The Fir Tree Review


Gorgeously packaged with intricate illustrations from Finnish illustrator, Sanna Annukka, this new edition of Hans Christian Andersen’s well-loved fairy tale, The Fir Tree, is the perfect holiday gift for adults and children alike.

Hans Christian Andersen’s tragic tale of naive greed and dissatisfaction is retold through the striking and contemporary illustrations of Finnish illustrator Sanna Annukka. Cloth-bound in rich forest green, with gold foil embellishments, The Fir Tree is elevated from a children’s book to a unique work of art and makes an ideal gift for people of all ages.


‘The Fir Tree’ by Hans Christian Andersen gets a gorgeous new edition with illustrations by Sanna Annukka. They don’t make the story any happier, but they add some beauty to the pages.

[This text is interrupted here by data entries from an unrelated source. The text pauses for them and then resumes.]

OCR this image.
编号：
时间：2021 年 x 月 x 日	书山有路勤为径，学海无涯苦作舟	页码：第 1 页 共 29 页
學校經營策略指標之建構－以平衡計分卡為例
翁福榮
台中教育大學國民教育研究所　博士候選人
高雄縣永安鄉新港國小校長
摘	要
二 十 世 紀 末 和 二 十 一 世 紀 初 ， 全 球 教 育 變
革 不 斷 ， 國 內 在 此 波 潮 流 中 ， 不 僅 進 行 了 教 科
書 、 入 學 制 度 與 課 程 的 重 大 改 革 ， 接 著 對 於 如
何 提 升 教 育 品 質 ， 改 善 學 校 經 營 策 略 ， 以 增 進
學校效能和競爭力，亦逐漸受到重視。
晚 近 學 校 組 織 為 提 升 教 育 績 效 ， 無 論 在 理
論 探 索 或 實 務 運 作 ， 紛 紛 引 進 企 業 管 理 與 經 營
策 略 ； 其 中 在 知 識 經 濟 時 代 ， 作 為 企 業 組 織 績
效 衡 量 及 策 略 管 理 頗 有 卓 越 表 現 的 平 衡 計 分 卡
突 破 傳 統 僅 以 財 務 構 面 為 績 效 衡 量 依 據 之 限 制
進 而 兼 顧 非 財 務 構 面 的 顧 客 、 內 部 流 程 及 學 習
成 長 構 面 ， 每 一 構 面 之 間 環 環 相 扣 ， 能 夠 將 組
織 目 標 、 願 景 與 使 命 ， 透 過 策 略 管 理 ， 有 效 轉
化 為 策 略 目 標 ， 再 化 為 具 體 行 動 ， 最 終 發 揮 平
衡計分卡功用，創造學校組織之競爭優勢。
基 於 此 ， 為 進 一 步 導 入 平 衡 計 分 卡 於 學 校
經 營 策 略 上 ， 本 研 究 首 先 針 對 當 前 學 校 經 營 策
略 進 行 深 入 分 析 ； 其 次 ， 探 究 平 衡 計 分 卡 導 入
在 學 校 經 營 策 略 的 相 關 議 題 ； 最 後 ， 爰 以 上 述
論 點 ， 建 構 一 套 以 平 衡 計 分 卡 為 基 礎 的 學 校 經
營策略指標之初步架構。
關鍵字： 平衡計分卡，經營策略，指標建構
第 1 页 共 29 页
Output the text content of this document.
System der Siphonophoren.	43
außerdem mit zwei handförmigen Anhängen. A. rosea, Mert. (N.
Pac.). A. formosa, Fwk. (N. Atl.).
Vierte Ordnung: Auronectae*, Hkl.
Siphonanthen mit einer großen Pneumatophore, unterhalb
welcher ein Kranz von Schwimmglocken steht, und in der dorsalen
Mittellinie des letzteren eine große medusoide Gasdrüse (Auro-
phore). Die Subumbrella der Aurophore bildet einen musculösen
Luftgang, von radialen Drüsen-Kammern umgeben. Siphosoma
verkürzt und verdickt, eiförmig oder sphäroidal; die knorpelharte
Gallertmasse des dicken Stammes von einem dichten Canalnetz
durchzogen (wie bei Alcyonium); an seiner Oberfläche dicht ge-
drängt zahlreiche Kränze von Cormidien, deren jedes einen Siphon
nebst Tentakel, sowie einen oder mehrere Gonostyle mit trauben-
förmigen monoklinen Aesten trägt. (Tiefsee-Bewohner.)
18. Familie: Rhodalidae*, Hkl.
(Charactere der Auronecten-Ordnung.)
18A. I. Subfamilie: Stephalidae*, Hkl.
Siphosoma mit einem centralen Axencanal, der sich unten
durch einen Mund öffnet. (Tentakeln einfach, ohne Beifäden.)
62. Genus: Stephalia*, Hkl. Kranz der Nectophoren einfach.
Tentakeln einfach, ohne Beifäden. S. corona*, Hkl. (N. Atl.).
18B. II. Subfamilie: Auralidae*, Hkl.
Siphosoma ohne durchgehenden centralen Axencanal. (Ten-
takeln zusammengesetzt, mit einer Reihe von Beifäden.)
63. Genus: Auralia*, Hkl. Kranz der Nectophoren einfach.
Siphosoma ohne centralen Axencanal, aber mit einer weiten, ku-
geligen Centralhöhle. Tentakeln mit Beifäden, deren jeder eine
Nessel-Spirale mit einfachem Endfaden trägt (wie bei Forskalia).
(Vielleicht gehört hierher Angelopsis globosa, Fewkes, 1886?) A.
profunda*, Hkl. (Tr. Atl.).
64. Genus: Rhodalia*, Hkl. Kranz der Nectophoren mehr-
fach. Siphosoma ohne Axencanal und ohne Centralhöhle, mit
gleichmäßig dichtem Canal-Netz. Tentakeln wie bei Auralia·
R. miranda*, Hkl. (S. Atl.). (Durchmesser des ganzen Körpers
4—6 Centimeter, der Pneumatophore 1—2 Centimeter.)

The story is of a fir tree living in the woods. At first he is not tall enough to be chosen and resents the rabbits who jump over him. He wants more and yearns for it. Eventually, he grows tall enough and is chosen as a Christmas tree and thinks his life will only get better and better. This is not what happens.

It’s a story of dissatisfaction and realizing too late what is lost in the pursuit for what one wants. Hans Christian Andersen can write a sad story, and this one is no exception. I’m glad that this didn’t get rewritten in the telling.

The illustrations that accompany this edition are really good. Sanna Annukka’s style seems to be geometric shapes and interesting contrasting colors. There are trees in the forest, and fish swimming below a harbor. There are mice and ornaments and even the final pages of the book have beautiful images of the tree’s final moments. I’m not sure it’s a Christmas classic like I know them, but I love this edition of the story.


Hans Christian Andersen (often referred to in Scandinavia as H. C. Andersen; April 2, 1805 – August 4, 1875) was a Danish author and poet. Although a prolific writer of plays, travelogues, novels, and poems, Andersen is best remembered for his fairy tales. Andersen’s popularity is not limited to children; his stories—called eventyr, or “fairy-tales”—express themes that transcend age and nationality.

Andersen’s fairy tales, which have been translated into more than 125 languages, have become culturally embedded in the West’s collective consciousness, readily accessible to children, but presenting lessons of virtue and resilience in the face of adversity for mature readers as well. Some of his most famous fairy tales include “The Little Mermaid”, “The Ugly Duckling”, “The Nightingale”, “The Emperor’s New Clothes” and many more. His stories have inspired plays, ballets, and both live-action and animated films.